First Days of School Look a lot like the Last Days

Students must still wear masks and socially distance as experts determine if and students under 12 can get vaccinated.

Yash Banerjee

Students must still wear masks and socially distance as experts determine if and students under 12 can get vaccinated.

Ever since March 2020, we have been hiding in our houses, afraid of the deadly coronavirus. Now, places are opening up. We aren’t doing Zoom lessons anymore. Instead, we are at school!

But what about the Delta variant?

“This is not how we were planning to go back to school,” said Alyssa Bilinski, a public-health researcher at Brown University in an “Atlantic “article.

“Cases dropped to an all-time national low in June, and things looked good—until Delta,” she added.

At BMS, many of the precautions from last year have stayed the same. Students are still wearing masks, they still need to social distance, and they still have lunch with just a few, four at the most, people.

Here is why the school is are required to follow many of the precautions from last year:
According to the “Atlantic,” the Delta variant was first identified in India in December 2020. From there, Delta swept rapidly through India and Great Britain before reaching the United States.

The Delta variant is a mutated form of the SARS virus, which was COVID in 2002. Delta is one of the many variants of COVID. It is “60 percent more transmissible than the first variant Alpha, ” according to Timothée Bruel, Etienne Simon-Lorière, Felix A. Rey, and Olivier Schwartz at the science journal “Nature.”

Most Delta cases occur among people who are not vaccinated, but the variant is still transmissible through fully vaccinated people.
A common question is, “Does the vaccine work on the Delta strain?” The answer is it helps, but not always.

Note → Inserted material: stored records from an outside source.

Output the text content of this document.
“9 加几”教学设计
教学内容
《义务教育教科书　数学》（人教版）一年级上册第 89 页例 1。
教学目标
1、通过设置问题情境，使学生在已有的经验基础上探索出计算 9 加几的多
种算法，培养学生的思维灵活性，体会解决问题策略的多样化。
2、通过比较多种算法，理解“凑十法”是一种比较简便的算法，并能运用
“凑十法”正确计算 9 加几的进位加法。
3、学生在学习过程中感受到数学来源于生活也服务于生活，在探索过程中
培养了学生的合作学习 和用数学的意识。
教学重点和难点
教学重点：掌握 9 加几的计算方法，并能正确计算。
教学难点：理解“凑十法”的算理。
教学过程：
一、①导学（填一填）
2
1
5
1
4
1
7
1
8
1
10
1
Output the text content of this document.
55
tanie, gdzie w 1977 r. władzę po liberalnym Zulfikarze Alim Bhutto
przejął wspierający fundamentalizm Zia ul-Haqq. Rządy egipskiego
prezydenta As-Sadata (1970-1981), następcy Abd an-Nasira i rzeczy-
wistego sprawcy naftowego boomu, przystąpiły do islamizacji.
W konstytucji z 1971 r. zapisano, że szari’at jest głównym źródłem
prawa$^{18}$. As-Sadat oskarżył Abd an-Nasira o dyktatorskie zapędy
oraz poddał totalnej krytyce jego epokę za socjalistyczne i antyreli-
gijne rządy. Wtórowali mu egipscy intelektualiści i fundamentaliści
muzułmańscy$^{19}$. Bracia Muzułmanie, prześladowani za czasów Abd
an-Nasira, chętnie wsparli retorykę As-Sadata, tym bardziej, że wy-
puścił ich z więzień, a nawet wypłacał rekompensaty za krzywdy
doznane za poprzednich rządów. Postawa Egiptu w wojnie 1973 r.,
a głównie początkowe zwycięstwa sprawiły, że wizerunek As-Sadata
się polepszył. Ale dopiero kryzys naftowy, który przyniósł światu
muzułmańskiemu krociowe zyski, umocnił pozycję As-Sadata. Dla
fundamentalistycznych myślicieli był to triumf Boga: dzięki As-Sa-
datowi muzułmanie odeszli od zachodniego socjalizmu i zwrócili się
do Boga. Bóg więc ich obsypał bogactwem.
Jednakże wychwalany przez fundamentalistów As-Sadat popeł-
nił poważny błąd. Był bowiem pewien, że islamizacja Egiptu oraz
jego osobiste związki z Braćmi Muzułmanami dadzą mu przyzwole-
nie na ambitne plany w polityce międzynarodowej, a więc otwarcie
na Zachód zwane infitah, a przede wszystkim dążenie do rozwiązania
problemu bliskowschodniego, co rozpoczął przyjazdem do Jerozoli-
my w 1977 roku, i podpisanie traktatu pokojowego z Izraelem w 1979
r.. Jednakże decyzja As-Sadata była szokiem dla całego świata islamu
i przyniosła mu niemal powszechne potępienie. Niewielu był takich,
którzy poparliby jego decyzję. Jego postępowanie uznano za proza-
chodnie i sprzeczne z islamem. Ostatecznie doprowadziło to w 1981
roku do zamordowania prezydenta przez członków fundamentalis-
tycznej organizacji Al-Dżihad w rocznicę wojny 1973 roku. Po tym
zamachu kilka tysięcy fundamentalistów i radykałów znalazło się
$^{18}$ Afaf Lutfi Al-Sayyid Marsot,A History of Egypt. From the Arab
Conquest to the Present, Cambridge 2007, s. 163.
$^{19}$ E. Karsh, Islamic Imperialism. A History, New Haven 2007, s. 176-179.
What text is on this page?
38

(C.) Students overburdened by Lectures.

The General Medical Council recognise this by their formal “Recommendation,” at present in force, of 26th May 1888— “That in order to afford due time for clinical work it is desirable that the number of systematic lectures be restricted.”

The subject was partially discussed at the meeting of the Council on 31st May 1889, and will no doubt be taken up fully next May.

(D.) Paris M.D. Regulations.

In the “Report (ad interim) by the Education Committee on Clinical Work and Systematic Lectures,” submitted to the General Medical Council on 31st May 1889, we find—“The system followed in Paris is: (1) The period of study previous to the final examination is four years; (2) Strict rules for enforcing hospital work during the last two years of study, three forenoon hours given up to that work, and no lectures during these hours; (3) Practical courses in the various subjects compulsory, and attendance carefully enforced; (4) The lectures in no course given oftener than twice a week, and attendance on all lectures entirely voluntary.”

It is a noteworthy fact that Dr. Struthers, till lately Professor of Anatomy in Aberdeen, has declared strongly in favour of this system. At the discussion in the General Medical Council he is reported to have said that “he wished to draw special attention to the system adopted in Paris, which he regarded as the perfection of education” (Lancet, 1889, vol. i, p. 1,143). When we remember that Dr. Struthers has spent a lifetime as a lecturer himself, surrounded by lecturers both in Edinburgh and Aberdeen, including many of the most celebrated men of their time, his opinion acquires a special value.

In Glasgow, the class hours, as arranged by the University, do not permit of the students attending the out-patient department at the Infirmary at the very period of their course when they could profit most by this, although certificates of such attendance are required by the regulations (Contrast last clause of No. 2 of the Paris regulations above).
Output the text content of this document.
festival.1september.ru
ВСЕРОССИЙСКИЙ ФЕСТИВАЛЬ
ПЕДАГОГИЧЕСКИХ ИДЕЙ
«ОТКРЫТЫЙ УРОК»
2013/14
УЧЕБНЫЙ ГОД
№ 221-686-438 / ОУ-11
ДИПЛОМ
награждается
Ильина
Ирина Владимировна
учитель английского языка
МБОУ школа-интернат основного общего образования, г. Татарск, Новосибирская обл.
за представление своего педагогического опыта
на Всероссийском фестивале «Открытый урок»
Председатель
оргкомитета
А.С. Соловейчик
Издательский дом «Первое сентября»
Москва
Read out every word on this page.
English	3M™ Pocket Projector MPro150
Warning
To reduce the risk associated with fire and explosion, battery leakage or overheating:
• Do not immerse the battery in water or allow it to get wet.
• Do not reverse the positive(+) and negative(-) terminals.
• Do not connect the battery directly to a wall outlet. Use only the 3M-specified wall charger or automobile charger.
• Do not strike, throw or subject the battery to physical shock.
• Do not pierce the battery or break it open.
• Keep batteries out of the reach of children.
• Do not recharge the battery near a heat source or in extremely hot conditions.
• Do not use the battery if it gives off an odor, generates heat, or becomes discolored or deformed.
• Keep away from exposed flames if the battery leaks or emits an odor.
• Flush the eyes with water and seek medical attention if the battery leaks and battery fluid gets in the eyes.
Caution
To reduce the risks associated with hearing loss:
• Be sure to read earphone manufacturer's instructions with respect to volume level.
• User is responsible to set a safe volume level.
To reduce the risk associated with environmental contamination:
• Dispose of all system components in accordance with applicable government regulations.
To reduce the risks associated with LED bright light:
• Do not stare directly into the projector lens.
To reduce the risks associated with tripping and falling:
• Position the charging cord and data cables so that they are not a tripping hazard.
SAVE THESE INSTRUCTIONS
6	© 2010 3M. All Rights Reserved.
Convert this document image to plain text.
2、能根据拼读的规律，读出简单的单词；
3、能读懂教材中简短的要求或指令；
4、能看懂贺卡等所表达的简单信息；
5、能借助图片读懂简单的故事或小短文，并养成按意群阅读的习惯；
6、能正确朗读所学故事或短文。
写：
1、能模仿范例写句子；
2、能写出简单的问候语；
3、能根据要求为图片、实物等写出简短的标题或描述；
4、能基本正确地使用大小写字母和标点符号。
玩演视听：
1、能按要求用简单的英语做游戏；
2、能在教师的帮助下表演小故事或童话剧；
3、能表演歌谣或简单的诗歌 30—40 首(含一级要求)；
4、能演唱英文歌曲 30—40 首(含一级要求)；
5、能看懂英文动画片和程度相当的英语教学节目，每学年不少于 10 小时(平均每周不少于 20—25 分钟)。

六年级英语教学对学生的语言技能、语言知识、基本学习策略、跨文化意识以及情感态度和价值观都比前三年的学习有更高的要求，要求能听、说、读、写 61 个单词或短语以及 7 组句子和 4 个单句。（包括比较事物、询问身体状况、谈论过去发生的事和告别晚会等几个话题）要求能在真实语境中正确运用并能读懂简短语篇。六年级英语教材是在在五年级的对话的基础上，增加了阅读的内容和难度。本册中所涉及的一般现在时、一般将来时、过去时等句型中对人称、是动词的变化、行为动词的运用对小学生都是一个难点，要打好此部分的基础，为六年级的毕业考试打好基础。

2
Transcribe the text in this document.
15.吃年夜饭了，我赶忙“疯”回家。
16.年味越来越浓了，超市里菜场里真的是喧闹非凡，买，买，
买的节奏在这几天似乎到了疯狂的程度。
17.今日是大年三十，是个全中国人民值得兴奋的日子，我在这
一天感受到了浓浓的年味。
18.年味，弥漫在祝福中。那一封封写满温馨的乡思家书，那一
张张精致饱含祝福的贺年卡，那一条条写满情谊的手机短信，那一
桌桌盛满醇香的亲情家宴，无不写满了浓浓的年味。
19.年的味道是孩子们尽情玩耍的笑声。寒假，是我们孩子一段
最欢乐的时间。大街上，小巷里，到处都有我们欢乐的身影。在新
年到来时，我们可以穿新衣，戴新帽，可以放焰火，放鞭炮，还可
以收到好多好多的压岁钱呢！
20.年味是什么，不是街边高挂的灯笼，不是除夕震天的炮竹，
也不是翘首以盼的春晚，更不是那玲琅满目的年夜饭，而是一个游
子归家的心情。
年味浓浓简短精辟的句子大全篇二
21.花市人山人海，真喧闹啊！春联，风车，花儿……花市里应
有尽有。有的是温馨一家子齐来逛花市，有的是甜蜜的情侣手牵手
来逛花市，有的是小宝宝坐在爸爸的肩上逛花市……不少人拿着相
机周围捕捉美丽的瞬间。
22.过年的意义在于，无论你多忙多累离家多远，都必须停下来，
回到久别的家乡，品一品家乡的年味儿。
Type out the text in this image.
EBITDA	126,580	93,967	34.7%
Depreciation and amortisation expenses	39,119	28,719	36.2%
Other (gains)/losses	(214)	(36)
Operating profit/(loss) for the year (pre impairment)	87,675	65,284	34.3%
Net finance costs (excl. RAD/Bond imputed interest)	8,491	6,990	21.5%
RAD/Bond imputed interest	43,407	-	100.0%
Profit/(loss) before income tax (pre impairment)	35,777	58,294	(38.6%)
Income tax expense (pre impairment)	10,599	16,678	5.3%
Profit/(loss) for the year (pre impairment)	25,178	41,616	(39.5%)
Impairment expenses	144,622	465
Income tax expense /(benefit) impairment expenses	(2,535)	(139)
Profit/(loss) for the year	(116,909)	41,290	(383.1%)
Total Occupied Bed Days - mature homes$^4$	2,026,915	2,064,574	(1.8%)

“So I got a needle in my arm for nothing?” questions Jack McAuley, a 6th grader from the purple pod. The COVID-19 vaccine mostly prevents severe disease and death, but it can’t completely protect you from the Delta variant.

“As long as you’re going with your precautions, you should be fine,” believes Alex Benke, a 6th grader from the purple pod. Nikhil Bhadra agrees with him, but warns, “This virus is dangerous, for everybody.”

This means that it is still recommended to continue following the same COVID precautions as last year.